Some oppose the very idea of public art; why should taxpayers be forced to subsidize frills? Others question how the money is spent; no one who was here at the time has forgotten the brouhaha over decorative pots along the Squaw Peak Parkway, as it was then known.
In the strictest libertarian view, government has no business spending money on art. But from ancient times, societies have made the investment because art, or a lack of it, can say profound things about a society’s soul. A modest amount to enhance a community’s ambience can be a good investment.
Yet that is not to say the arts community is entitled to some sort of government subsidy, as some in Gilbert seem to believe. And it is not to say a government shouldn’t be able to change priorities to accommodate fiscal realities, as the Gilbert Town Council did last month when it decided not to spend $40,000 for two abstract glass panels by a San Francisco artist for the community development building.
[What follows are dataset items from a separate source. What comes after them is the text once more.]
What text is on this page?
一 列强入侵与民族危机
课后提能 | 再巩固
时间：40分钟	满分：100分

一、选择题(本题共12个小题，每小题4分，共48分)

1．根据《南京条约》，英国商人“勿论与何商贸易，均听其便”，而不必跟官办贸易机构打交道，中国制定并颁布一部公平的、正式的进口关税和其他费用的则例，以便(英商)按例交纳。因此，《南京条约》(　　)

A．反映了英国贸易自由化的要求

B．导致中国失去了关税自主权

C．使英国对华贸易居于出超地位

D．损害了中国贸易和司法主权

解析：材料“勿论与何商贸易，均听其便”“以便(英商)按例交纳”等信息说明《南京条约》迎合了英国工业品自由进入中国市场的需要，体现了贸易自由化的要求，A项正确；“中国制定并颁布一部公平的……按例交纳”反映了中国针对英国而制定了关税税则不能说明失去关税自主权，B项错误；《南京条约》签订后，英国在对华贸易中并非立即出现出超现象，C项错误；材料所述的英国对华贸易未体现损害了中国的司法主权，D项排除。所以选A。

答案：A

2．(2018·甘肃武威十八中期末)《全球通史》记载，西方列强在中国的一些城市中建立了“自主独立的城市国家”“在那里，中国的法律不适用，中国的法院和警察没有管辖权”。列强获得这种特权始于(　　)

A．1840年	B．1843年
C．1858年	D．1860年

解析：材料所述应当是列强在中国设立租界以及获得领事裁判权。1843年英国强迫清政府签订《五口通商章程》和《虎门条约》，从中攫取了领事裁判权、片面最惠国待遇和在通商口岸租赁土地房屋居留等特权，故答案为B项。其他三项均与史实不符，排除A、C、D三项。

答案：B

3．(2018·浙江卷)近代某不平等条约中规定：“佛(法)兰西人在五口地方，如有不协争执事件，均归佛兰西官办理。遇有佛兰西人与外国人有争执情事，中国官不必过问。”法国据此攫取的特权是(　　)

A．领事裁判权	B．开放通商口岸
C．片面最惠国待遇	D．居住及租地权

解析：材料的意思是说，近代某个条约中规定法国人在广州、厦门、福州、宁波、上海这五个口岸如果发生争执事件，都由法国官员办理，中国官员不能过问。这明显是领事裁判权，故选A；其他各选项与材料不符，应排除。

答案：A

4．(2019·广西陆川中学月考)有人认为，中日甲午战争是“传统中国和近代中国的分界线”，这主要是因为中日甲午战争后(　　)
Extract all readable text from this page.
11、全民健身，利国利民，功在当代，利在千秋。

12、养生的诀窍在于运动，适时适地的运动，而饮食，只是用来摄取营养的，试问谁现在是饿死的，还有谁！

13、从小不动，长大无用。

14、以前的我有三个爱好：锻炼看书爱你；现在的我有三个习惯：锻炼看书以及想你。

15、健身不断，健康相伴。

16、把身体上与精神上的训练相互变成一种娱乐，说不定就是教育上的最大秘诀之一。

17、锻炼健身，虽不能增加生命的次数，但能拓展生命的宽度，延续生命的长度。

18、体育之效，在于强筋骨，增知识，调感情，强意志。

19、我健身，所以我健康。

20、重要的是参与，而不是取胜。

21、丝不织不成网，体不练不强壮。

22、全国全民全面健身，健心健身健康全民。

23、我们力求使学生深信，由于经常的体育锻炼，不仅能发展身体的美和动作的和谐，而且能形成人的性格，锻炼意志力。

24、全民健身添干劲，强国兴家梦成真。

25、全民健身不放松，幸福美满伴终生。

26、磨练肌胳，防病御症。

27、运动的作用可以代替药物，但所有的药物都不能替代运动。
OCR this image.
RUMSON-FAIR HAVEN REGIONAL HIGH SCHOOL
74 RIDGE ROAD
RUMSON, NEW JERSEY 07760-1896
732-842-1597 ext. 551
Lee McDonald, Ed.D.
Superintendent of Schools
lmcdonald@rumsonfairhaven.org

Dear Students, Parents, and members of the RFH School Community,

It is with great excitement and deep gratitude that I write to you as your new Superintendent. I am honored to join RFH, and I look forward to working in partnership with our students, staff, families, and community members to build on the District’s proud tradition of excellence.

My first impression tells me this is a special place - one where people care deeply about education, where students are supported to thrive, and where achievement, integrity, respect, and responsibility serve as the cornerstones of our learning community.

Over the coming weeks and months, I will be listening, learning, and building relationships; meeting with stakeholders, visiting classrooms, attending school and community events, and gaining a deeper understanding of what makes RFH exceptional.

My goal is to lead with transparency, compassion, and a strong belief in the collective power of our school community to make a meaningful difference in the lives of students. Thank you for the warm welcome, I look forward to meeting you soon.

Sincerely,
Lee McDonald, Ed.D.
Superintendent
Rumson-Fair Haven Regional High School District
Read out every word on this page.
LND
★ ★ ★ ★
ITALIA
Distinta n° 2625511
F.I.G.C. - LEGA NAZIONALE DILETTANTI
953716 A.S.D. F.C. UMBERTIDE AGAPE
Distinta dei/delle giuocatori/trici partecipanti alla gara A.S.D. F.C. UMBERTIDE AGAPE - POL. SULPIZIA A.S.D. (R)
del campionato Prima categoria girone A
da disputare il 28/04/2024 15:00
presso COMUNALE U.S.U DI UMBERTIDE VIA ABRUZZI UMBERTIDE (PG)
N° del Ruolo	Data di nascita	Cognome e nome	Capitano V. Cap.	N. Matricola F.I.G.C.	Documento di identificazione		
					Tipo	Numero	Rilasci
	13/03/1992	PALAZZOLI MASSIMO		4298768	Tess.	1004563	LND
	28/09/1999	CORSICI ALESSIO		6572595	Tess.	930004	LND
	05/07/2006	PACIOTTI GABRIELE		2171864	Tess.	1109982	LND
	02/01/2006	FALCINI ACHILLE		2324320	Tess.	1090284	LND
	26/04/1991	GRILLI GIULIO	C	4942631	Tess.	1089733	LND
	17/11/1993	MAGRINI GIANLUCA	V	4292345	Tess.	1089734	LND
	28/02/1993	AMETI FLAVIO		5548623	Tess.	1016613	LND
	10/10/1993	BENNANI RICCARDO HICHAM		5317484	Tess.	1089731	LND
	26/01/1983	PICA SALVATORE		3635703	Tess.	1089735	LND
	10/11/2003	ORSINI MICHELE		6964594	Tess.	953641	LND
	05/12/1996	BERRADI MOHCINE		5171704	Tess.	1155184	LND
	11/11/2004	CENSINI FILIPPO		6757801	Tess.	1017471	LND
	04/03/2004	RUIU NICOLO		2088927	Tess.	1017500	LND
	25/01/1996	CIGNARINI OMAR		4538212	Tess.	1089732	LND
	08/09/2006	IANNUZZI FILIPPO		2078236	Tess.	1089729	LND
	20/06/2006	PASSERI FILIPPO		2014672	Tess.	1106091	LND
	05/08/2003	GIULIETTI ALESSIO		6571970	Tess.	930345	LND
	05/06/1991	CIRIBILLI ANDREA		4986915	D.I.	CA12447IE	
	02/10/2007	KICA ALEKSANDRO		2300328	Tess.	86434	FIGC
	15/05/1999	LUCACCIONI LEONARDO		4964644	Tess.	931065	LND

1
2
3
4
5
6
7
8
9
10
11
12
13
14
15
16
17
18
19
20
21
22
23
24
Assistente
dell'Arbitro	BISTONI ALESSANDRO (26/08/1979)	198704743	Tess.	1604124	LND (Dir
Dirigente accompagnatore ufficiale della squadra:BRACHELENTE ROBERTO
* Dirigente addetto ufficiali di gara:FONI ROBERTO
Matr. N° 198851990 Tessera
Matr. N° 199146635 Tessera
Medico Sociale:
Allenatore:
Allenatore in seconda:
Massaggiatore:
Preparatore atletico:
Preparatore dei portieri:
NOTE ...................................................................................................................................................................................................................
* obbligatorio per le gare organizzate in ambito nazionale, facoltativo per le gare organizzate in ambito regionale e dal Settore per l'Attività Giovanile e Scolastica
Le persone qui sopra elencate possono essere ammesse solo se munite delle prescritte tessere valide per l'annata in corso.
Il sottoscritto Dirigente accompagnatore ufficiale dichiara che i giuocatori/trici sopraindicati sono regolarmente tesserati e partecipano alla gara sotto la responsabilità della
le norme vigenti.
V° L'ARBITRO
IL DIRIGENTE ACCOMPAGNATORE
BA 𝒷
The vote may be reconsidered at the urging of the Gilbert Arts Advisory Board, some of whose members accused the Town Council of going back on its word. Perhaps. But Gilbert, like every other East Valley city, faces major budget woes. Just as cash-strapped families might not spend a lot on home decor, a taxing entity is obliged to show the same judiciousness.
Still, Gilbert is not a poor city. If the arts community really, really wants those glass sculptures, perhaps it can beat the drums, raise some money on its own, and foot at least part of the bill.
That sort of public-private partnership is paying off handsomely in Mesa, where an awesome new arts center is rising at Center and Main streets. The center is mostly tax-financed, thanks to a vote by Mesa’s electorate. But not enough money will come from the tax to pay for all the candy the arts community wants.
So the arts community launched a $3.7 million fund-raising drive, which went spectacularly over the top this week with a $1 million gift from the Tom and Janet Ikeda family, to whom kudos and thanks are due.
If Mesa can do that, private citizens in Gilbert should be able to kick in something for their town’s public arts program.